Su esposa, antes de remitirlo, me pidió una cita donde me explicaba lo grave de su lesión cardiaca; me reiteraba que su esposo era un gran hombre, que en su casa nunca faltó nada para ella o sus hijos, pero que la cosa ahora iba a ser distinta, porque él, en estos treinta y tres años, fue siempre el gran ausente. Trabajaba hasta, a veces, hasta las diez de la noche, incluyendo los sábados y cuando no, no hacía otra cosa que hablar, comentar y referir cosas del trabajo. A los hijos y a ella los adoraba, pero sin presencia; «Ahora que había vuelto a casa, comenta, nos dimos cuenta todos que para él, éramos grandes desconocidos».

El cuadro de Alfredo es más común de lo que quisiéramos. Cuando en la tríada fundamental de la vida ser-hacer-tener nos apoyamos excesivamente en una de ellas, tiende a crearse un desbalance que origina siempre una crisis. Mi paciente había concentrado su fuerza de vida en el hacer y ahora, el sabio devenir le había dado un frenazo para equilibrarlo, para darle sentido, para humanizarlo.
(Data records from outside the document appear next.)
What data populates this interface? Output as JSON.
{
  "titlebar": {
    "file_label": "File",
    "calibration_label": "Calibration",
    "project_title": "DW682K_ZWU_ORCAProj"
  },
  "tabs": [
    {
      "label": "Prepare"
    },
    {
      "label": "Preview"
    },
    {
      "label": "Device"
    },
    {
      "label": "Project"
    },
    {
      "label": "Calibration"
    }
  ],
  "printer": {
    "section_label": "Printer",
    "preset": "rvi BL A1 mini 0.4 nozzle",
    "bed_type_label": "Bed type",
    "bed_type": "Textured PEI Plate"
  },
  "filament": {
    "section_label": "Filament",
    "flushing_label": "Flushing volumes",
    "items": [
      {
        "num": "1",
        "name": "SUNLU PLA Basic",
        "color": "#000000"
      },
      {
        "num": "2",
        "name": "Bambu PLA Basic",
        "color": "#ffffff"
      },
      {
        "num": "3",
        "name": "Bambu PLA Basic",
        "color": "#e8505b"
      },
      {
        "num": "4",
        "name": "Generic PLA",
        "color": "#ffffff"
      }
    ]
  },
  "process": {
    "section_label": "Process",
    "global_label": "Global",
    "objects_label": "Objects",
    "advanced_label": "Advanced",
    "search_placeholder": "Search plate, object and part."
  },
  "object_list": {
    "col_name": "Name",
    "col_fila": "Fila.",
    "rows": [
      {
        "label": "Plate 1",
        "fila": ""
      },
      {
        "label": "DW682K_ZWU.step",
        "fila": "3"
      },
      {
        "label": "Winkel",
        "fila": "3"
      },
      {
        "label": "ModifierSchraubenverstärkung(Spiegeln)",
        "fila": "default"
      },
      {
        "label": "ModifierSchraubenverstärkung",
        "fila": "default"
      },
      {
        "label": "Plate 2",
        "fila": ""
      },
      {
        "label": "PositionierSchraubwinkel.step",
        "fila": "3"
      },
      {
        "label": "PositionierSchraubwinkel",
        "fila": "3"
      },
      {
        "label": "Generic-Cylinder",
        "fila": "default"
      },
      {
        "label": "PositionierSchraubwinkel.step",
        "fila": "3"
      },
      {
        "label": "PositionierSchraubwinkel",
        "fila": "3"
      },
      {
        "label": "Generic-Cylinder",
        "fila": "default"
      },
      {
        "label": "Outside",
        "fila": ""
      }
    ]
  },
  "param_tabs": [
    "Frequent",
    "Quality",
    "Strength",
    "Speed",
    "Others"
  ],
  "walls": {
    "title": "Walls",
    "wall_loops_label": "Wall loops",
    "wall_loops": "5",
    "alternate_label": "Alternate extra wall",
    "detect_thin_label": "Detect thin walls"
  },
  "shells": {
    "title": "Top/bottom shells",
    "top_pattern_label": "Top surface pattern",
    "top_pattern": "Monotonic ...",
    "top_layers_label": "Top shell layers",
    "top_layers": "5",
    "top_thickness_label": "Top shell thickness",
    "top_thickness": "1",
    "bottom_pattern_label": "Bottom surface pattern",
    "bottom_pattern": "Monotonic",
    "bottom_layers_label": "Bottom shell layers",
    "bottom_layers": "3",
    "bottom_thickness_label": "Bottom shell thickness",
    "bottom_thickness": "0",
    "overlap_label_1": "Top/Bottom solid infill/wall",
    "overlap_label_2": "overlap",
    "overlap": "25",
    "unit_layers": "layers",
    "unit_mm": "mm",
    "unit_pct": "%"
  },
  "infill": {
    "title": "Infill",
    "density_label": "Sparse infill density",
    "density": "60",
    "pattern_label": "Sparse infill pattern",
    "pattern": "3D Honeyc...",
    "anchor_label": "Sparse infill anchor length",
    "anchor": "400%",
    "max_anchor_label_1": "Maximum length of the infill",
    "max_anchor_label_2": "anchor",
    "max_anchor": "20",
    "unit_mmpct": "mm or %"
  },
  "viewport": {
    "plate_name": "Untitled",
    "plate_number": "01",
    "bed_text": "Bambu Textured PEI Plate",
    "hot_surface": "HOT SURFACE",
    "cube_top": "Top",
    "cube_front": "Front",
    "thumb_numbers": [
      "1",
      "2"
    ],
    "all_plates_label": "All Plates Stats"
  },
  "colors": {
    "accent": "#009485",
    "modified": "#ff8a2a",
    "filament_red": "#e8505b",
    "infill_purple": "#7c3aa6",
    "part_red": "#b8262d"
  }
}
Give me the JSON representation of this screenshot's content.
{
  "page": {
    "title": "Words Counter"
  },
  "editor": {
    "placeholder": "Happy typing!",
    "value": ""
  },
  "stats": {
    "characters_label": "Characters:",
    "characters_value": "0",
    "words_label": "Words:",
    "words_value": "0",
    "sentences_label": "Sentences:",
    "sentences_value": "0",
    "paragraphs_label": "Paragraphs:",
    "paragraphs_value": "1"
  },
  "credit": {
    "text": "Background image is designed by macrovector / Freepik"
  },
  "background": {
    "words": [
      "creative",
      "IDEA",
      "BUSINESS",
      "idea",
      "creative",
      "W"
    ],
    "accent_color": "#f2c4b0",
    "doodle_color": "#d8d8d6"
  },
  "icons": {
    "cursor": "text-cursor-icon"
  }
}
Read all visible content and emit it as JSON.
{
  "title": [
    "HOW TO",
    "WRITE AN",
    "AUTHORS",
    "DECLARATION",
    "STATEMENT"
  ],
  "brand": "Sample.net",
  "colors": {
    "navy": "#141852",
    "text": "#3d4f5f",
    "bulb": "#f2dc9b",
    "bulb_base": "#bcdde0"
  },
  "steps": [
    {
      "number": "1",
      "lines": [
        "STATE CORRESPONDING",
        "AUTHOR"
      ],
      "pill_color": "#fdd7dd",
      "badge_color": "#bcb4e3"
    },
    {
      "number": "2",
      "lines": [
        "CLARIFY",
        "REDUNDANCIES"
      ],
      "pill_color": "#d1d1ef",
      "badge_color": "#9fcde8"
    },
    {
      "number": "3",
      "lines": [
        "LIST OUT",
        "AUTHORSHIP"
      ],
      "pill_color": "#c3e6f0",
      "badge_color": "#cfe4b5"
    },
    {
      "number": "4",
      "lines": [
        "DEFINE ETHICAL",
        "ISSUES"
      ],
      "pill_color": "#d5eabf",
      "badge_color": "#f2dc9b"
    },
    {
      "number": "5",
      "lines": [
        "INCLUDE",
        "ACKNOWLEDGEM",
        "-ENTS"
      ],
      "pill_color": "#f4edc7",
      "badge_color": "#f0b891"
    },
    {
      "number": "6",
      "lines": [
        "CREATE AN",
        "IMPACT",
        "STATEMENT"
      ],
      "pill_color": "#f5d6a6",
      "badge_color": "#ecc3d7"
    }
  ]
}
Sin duda para él, sacarlo de su lugar de poder y dejarlo a la deriva en situaciones desconocidas iba a constituirse en todo un desafío: bajar la cabeza le podría compensar en amor, intimidad, familiaridad, cercanía emocional y afectiva y, por supuesto, salud. Ahora le tocaba comprender que lo ganado, ganado está y que este stop, que él veía como un castigo, no es más que una nueva oportunidad. A mí me correspondía apoyarlo en su camino de vuelta a sí mismo, a su familia y, a Alfredo, bajar la cabeza y aprender. Cosas éstas nada fáciles para ninguno, pero muy satisfactorias para todos.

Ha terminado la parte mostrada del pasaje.